Despite everything, this illness has already taught me something extremely important.  It has illuminated, for me, the reason why I sing.  I always believed that I sing because I love to do it.  But now, with no voice for six months, I have discovered the truest, deepest reason for my passion for singing.

Music is a balm for the soul.  It feeds us and moves us and heals us in ways that we cannot see or fully understand.  And I know now that I have sung my entire life, and I will sing my entire life, because it is the best way that I can give to others.  It is the thing I am the best at and the thing that I have found to have the most influence when placed in my hands.  I find fulfillment and joy in giving.  And singing is my giving.

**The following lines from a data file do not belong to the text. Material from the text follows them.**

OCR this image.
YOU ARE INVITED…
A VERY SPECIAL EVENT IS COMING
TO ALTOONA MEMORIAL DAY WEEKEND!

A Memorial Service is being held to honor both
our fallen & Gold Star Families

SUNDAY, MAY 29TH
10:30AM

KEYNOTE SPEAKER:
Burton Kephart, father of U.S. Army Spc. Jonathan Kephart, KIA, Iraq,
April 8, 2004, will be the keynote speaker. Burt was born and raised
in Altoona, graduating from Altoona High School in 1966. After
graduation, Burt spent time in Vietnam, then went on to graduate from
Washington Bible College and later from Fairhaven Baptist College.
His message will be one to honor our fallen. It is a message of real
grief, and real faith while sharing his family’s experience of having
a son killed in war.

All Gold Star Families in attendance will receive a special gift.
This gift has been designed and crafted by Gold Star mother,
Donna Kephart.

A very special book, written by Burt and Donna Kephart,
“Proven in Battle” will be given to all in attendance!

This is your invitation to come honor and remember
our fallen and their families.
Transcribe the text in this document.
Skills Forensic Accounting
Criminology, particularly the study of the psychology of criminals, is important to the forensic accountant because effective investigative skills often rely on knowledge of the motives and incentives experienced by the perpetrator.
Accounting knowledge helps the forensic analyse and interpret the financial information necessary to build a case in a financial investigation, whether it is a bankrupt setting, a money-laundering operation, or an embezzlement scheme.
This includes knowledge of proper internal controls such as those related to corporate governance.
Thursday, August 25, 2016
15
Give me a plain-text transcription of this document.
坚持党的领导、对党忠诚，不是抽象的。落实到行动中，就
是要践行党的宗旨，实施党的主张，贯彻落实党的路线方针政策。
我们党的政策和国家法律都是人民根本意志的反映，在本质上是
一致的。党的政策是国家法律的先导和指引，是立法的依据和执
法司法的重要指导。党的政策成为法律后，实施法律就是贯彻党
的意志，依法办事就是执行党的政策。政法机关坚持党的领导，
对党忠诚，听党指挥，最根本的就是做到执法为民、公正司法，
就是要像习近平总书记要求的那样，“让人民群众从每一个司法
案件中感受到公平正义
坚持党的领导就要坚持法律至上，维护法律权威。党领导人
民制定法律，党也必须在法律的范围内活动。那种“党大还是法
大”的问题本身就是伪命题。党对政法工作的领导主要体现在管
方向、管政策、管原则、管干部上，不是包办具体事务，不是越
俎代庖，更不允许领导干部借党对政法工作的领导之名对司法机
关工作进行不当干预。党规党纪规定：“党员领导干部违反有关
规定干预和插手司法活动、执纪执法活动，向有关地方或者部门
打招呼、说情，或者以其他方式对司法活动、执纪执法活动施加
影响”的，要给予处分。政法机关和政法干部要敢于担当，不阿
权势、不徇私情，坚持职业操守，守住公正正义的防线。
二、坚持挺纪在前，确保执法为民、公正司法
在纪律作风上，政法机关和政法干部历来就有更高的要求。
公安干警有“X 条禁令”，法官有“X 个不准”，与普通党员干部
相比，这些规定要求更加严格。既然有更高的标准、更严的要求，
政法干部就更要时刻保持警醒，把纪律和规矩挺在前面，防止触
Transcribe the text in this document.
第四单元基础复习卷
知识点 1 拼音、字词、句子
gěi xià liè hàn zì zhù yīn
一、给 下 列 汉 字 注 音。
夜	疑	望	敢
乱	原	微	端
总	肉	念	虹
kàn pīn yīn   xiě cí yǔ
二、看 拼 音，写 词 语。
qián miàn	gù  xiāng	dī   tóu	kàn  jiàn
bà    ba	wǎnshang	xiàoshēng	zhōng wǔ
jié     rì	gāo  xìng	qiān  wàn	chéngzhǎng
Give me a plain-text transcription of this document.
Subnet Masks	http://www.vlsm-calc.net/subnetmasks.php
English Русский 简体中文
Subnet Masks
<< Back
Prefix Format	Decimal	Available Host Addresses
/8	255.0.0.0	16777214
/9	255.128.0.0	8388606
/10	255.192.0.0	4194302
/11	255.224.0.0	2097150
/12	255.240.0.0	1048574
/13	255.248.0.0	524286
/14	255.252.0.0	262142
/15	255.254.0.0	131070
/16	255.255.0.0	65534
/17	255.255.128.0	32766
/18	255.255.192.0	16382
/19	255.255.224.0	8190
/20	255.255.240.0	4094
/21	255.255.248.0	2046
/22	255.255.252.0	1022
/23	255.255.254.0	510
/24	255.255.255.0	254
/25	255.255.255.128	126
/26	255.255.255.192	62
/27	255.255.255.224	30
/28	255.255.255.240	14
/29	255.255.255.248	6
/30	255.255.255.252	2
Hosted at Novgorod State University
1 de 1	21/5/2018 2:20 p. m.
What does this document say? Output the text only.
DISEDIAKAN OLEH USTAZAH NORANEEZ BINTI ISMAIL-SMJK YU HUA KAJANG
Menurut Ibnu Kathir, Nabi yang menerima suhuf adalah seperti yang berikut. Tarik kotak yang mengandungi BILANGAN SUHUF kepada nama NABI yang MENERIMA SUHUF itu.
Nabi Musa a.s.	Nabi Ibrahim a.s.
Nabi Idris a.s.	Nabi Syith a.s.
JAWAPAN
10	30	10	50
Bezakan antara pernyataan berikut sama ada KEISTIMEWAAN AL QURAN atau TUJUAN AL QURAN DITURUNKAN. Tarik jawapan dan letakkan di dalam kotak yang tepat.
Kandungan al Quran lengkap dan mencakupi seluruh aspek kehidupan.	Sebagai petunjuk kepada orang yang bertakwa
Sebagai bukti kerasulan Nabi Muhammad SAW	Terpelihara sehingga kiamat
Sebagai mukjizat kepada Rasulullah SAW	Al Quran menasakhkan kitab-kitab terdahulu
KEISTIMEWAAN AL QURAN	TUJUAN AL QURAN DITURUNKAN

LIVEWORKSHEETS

I realized this one night when I was up late, unable to sleep from the pain, and tooling around on Tumblr.  I came across a website called Emotional Baggage Check where people can anonymously leave their problems and strangers can anonymously answer, lending words of encouragement and a song.  I spent hours answering strangers, finding a long-needed fulfillment in helping others in some small way.  Then, it was all so clear to me.  As much as I missed the physical, mental, and emotional aspects of singing, the thing that I missed most was the chance to give, through music, to someone else.

This blog post is my Emotional Baggage Check.  I'm leaving here all the hurt and frustration and disappointment of the last six months.  I'm checking it, releasing it, because only then can I move forward.  The illness isn't over and the emotions will still keep coming, but everything that has built up is now here, in perfect Arial 12.

I want it to be known that I have made it through many a bad day only because of my loving friends and family.  People have taken time to give encouragement, send me cards, make me care packages, and even mail me opera DVDs to watch.  They have given so much and I can't wait to recover so that I can give back.

I know that I called this a speed bump.  It's one heck of a speed bump and it's not over yet, but I'm hopeful and confident that it will be.  And I will be even more focused, more energetic, and more ready to do what I love to do.  And I will be all the more grateful for it.